Chef Moshe is also a founding member of an initiative titled “Chefs for Peace”, where cooks from various religious and ethnic denominations come together to explore cultural identity and coexistence through food. Chef Moshe says, “If you look in my kitchen, you will find people working who come from so many nationalities and religions. This gives me hope. Seeing these people working together in my restaurant gives me hope that someday, we will all be able to live together and this horrible conflict will come to an end.”

The fight over za’atar

One of the most politicized ingredients found in Palestinian and Israeli homes is za’atar, a spice blend which is not just central to the culinary debate between both nationalities, but has also found itself entangled in the laws of the land. Palestinians have adopted their methods of agriculture in a way that cultivation and harvest in their land has become central to the very essence of Palestinian identity. Farming for za’atar too is seen as something traditionally Palestinian. Thus, when the Israeli government decided to outlaw the picking of za’atar in 1977, by declaring it an endangered and protected species, Palestinians faced confiscation of their harvest, fines and even arrests, while trying to bring their za’atar from the West Bank to the markets in Jerusalem.

Za’atar and Sumac sold in Holm Al-Masri’s store “Oasis Spices” in the Old City in Jerusalem

Holm Al-Masri, a Palestinian spice trader in the Old City of Jerusalem, has been selling za’atar in the Suq Khan A-Zeit for close to eleven years. He says rather than the ban on picking za’atar, it is the governmental mistreatment of Palestinian businesses which affects his trade the most. “They levy such high taxes on my shop because I am a Palestinian that we have to live on a hand-to-mouth basis. The Israeli government is trying it’s best to shut my store and make me leave, but I will not budge. I am not going anywhere.” When asked about the debate on za’atar being promoted as an Israeli ingredient, Al-Masri responds, “Who told you this lie? Za’atar comes from Palestine, even before you could find it in other parts of the Middle East. The Israeli’s are trying to steal our culture and identity from us. Za’atar was born in the Palestinian land, just as I was.”

A shared culinary culture could be a step towards peace

The term “Israeli cuisine” itself can be contentious in parts of Jerusalem.

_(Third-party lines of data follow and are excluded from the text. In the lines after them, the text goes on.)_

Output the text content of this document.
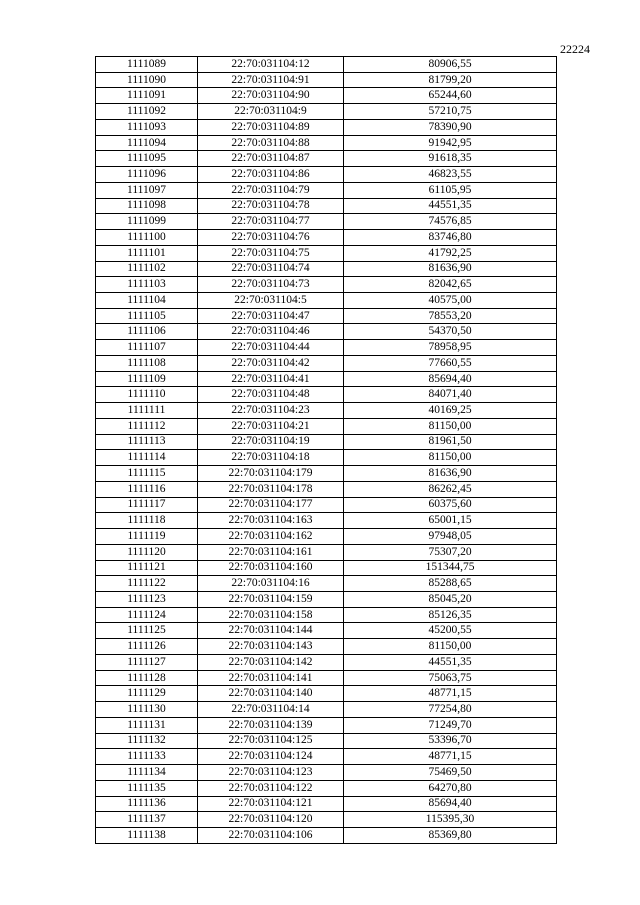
22224
1111089	22:70:031104:12	80906,55
1111090	22:70:031104:91	81799,20
1111091	22:70:031104:90	65244,60
1111092	22:70:031104:9	57210,75
1111093	22:70:031104:89	78390,90
1111094	22:70:031104:88	91942,95
1111095	22:70:031104:87	91618,35
1111096	22:70:031104:86	46823,55
1111097	22:70:031104:79	61105,95
1111098	22:70:031104:78	44551,35
1111099	22:70:031104:77	74576,85
1111100	22:70:031104:76	83746,80
1111101	22:70:031104:75	41792,25
1111102	22:70:031104:74	81636,90
1111103	22:70:031104:73	82042,65
1111104	22:70:031104:5	40575,00
1111105	22:70:031104:47	78553,20
1111106	22:70:031104:46	54370,50
1111107	22:70:031104:44	78958,95
1111108	22:70:031104:42	77660,55
1111109	22:70:031104:41	85694,40
1111110	22:70:031104:48	84071,40
1111111	22:70:031104:23	40169,25
1111112	22:70:031104:21	81150,00
1111113	22:70:031104:19	81961,50
1111114	22:70:031104:18	81150,00
1111115	22:70:031104:179	81636,90
1111116	22:70:031104:178	86262,45
1111117	22:70:031104:177	60375,60
1111118	22:70:031104:163	65001,15
1111119	22:70:031104:162	97948,05
1111120	22:70:031104:161	75307,20
1111121	22:70:031104:160	151344,75
1111122	22:70:031104:16	85288,65
1111123	22:70:031104:159	85045,20
1111124	22:70:031104:158	85126,35
1111125	22:70:031104:144	45200,55
1111126	22:70:031104:143	81150,00
1111127	22:70:031104:142	44551,35
1111128	22:70:031104:141	75063,75
1111129	22:70:031104:140	48771,15
1111130	22:70:031104:14	77254,80
1111131	22:70:031104:139	71249,70
1111132	22:70:031104:125	53396,70
1111133	22:70:031104:124	48771,15
1111134	22:70:031104:123	75469,50
1111135	22:70:031104:122	64270,80
1111136	22:70:031104:121	85694,40
1111137	22:70:031104:120	115395,30
1111138	22:70:031104:106	85369,80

The fact that so much of the food served as “Israeli” can be traced back to the migration of the Mizrahi Jews who brought many Middle Eastern dishes to Israel, presents the case that the Israeli food culture owes much of its foundation to the Arab world, including Palestine. Today, arguing over what food is Palestinian or Israeli can seem irrelevant given the context and scale of the conflict, but perhaps to start with the acceptance that both nationalities can find a shared culture in how their people eat, could be the first step in a long drawn out process towards peace. To echo this sentiment, Chef Moshe says, “If the conflict between our people was limited only to food, and which dish belongs to you or me, I’d be happy to represent my country on the frontline. I wish it was the case that our differences were only about food, and nothing else.”